¡Oh lamentables ruinas de la desdichada Nicosia, apenas enjutas de la
 sangre de vuestros valerosos y mal afortunados defensores! Si como 
carecéis de sentido, le tuviérades ahora, en esta soledad donde estamos,
 pudiéramos lamentar juntas nuestras desgracias, y quizá el haber 
hallado compañía en ellas aliviara nuestro tormento. Esta esperanza os 
puede haber quedado, mal derribados torreones, que otra vez, aunque no 
para tan justa defensa como la en que os derribaron, os podéis ver 
levantados. Mas yo, desdichado, ¿qué bien podré esperar en la miserable 
estrecheza en que me hallo, aunque vuelva al estado en que estaba antes 
deste en que me veo?
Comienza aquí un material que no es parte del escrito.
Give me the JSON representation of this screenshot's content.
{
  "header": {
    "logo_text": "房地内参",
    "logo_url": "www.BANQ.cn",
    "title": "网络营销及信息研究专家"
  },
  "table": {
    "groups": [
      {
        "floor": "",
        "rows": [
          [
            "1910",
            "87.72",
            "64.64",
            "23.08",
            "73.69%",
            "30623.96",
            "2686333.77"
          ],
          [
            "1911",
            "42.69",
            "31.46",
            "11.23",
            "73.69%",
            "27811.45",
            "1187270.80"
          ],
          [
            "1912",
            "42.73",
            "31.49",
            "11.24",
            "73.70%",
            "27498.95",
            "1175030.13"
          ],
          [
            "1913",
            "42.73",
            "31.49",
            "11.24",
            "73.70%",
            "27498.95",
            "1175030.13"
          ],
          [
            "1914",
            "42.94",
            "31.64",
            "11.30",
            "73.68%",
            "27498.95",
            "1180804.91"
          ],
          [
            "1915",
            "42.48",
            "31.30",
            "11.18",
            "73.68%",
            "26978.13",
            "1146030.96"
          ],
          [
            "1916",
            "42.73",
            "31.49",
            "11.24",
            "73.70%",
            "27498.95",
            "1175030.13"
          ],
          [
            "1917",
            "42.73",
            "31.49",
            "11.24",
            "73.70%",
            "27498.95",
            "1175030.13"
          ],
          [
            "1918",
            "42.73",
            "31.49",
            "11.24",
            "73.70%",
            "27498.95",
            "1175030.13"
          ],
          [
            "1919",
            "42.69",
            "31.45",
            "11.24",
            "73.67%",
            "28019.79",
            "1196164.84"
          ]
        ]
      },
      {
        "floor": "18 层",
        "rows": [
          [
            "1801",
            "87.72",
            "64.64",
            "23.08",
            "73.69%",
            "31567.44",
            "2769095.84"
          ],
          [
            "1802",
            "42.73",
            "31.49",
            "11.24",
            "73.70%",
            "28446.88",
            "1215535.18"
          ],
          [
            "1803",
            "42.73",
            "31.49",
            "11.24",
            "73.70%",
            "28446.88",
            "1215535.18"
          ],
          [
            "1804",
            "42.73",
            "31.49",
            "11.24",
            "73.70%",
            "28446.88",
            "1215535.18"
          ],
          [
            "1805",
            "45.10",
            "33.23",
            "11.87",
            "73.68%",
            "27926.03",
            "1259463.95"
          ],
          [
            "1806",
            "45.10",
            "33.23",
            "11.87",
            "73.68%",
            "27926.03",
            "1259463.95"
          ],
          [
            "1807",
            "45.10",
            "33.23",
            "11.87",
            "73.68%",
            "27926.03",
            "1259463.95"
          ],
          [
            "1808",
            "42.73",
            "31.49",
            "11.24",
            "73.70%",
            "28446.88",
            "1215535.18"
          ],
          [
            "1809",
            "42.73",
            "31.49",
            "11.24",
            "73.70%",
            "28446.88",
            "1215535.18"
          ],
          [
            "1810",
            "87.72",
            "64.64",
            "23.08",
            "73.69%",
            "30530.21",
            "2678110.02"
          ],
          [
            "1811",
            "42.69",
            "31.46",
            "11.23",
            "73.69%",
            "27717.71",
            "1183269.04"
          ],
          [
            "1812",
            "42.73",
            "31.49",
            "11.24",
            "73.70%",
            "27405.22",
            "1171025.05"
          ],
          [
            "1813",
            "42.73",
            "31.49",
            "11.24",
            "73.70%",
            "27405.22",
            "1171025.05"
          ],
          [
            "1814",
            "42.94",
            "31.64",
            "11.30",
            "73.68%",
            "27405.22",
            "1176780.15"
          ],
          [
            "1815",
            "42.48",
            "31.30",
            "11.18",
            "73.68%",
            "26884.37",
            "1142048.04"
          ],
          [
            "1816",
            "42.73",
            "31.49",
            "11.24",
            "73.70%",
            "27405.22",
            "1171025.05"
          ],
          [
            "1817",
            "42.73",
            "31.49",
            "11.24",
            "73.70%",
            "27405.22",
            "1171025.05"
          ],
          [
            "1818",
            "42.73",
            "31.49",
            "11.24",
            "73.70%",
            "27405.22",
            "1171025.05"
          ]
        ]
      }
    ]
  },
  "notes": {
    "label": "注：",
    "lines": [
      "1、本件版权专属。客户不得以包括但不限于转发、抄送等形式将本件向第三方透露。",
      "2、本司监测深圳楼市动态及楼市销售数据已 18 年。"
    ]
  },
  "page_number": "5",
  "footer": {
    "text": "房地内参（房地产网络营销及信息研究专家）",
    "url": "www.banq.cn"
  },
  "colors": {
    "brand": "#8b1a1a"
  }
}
Tal es mi desdicha, que en la libertad fui sin 
ventura, y en el cautiverio ni la tengo ni la espero. 
Estas razones decía un cautivo cristiano, mirando desde un recuesto 
las murallas derribadas de la ya perdida Nicosia; y así hablaba con 
ellas, y hacía comparación de sus miserias a las suyas, como si ellas 
fueran capaces de entenderle: propia condición de afligidos, que, 
llevados de sus imaginaciones, hacen y dicen cosas ajenas de toda razón y
 buen discurso. 
En esto, salió de un pabellón o tienda, de cuatro que estaban en 
aquella campaña puestas, un turco, mancebo de muy buena disposición y 
gallardía, y, llegándose al cristiano, le dijo: 
Apostaría yo, Ricardo amigo, que te traen por estos lugares tus continuos pensamientos. 
Sí traen respondió Ricardo (que éste era el nombre del cautivo); 
mas, ¿qué aprovecha, si en ninguna parte a do voy hallo tregua ni 
descanso en ellos, antes me los han acrecentado estas ruinas que desde 
aquí se descubren? 
Por las de Nicosia dirás dijo el turco. 
Pues ¿por cuáles quieres que diga repitió Ricardo, si no hay otras que a los ojos por aquí se ofrezcan?